La Matza ou pain azyme est le symbole de la hâte avec laquelle les Hébreux ont recouvré leur liberté, grace aux miracles réalisés par Dieu



Interdiction de consommer du 'Hametz
Pessa'h se caractérise par l'interdiction de consommation de nourriture levée appelée « 'Hametz » (pains, pâtes, certains gâteaux...). Durant les 8 jours de fête, seule la consommation de pain azyme appelé « Matza » (galette préparée à base de farine et d'eau) est autorisée.

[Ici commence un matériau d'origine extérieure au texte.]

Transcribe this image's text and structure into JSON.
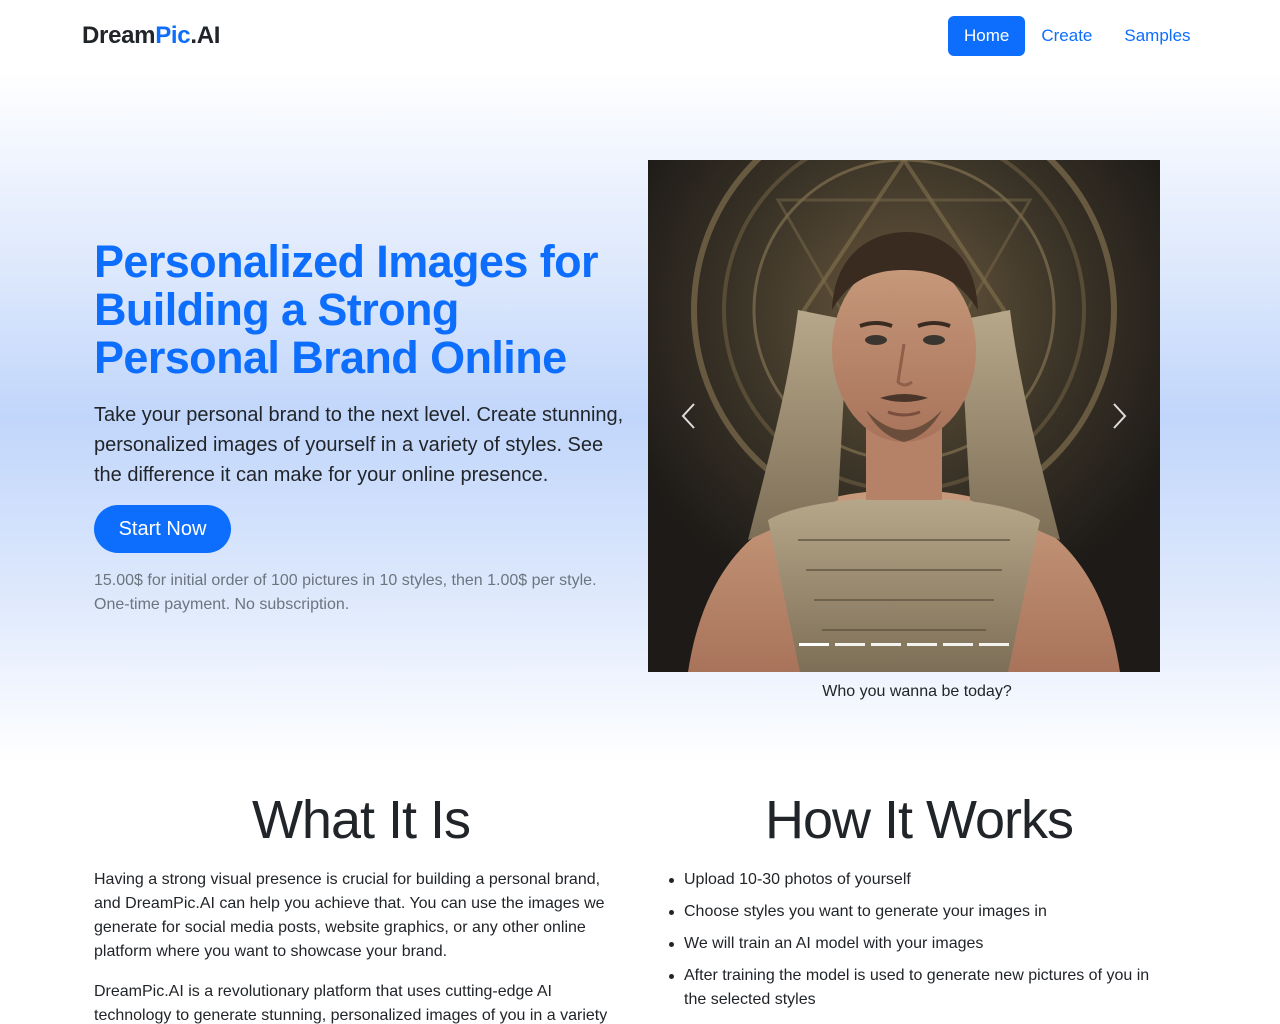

Le ’hamets est un terme désignant tout aliment ou boisson ou tout autre produit fait à partir du blé, de l’orge, du seigle, de l’avoine, de l’épeautre ou de leurs dérivés, ayant fermenté, même si le produit n’en contient qu’une toute petit partie


Lors de l'élaboration de la matza, la pâte à utiliser peut être susceptible de se lever mais on doit l'en empêcher. Pour cela, il faut que la pâte soit pétrie sans arrêt et il faut l'élaborer en moins de 18 minutes car c'est le temps maximum pour empêcher la fermentation.
On parle de matza shemura ( מַצָּה שְׁמוּרָה) lorsqu'elle est élaborée à partir d'un blé surveillé depuis la moisson pour éviter toute humidité et qu'elle est cuite juste après le nettoyage des ustensiles et du four.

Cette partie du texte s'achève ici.